Comment 16: Just a curiosity: authors have rightly described porosity as an important parameter to consider to understand if probiotics (or some other component) are trapped. Have other tests been done to see if probiotics are actually being withheld over time?
Reply: Thank you, no other tests were performed to ensure probiotics were withheld over time since it was out of the scope of this particular work.
Comment 17: Line 640: what do you mean for physical erosion?
Reply: The words “physical erosion” were changed to facile particle disintegration
The degradation of PVA is mainly due to facile particle disintegration and dissolution over time [84], which occur in the SIF.
Comment 18: How did the authors justify that 75% Gel-PVA hydrogel extracts give better results than other percentages in terms of cell viability?
Reply:
The ISO 10993-5 guideline recommends three cytotoxicity test methods: direct and indirect contact and extract dilution. The extract test evaluates the cytotoxicity of any leachable byproducts from the macerated material. In our experiments, the cytotoxicity evaluation of the hydrogel was done using extract dilutions and the MTT assay. Even though the results obtained demonstrated that there is no cytotoxicity, it is observed that the 75% extract shows an increase in cell proliferation. To answer the reviewer's question with certainty, specific biological assays must be made to elucidate the high proliferation rate at that particular extract concentration, which is not in the scope of this research work.
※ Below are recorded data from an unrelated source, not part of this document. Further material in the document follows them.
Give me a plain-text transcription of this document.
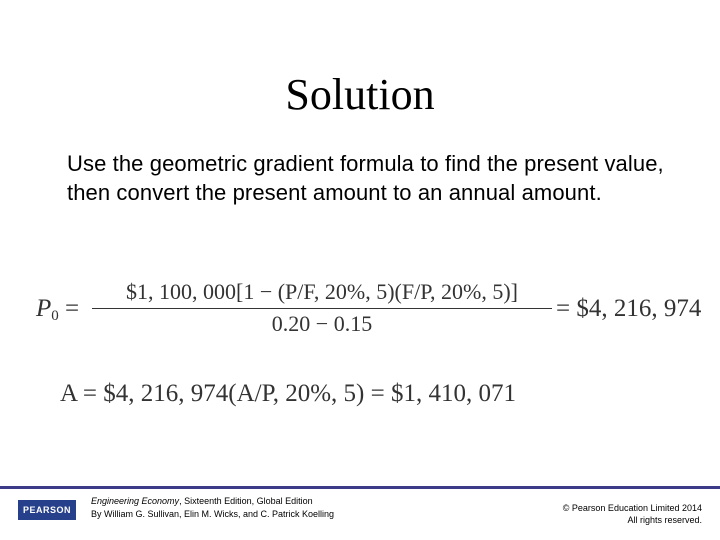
Solution
Use the geometric gradient formula to find the present value, then convert the present amount to an annual amount.
$P_0$ =
$1, 100, 000[1 − (P/F, 20%, 5)(F/P, 20%, 5)]
0.20 − 0.15
= $4, 216, 974
A = $4, 216, 974(A/P, 20%, 5) = $1, 410, 071
PEARSON
Engineering Economy, Sixteenth Edition, Global Edition
By William G. Sullivan, Elin M. Wicks, and C. Patrick Koelling
© Pearson Education Limited 2014
All rights reserved.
Some studies show that Gelatin [https://doi.org/10.1002/jbm.b.30128, https://doi.org/10.1016/j.jff.2012.10.017; https://doi.org/10.1016/j.procbio.2021.08.002; https://doi.org/10.1177/0883911511423563] and PVA [https://doi.org/10.1016/j.heliyon.2021.e06182; https://doi.org/10.1111/gtc.12843 promotes the proliferation of various cell lines at specific concentrations due to different biological mechanisms.
However, we suggested the possibility that the 75% extract favors the conditions that allow greater HT29 cell proliferation because it contains optimal polymer concentrations (Gel: PVA) that favors cell proliferation modifying some signal pathways in the HT29MX cells. Tang et al, demonstrated that supplementing the cell medium with 1 mg/mL PVA for the expansion of human pluripotent stem cells (hPSC) resulted in an increase in cell density in the culture plate [doi: 10.1111/cpr.13112]. Khan, et al. showed that when they added 0.5% gelatin into cell media containing adipose-derived mesenchymal stem cells (Ad-MSCs) cell proliferation was enhanced.
Comment 19: In Figure 1c, it may be helpful to clearly demonstrate the presence of the LP. Either by providing a larger magnification photograph or by showing a photograph at the same magnification of a hydrogel sample without the addition of LP
Reply: Thank you, there is no larger magnification of Gel-PVA hydrogel without or with LP
Author Response File: Author Response.docx
Round 2
Reviewer 1 Report
The authors have addressed all the questions raised.
There are some typos that can be corrected during final formatting and proofing of the document:
-lines 52-53;
line 286;
lines 341-343;
Line 578;
Line 753 repeated information (significant difference)
Reviewer 2 Report
Authors fulfill all previous requested revisions.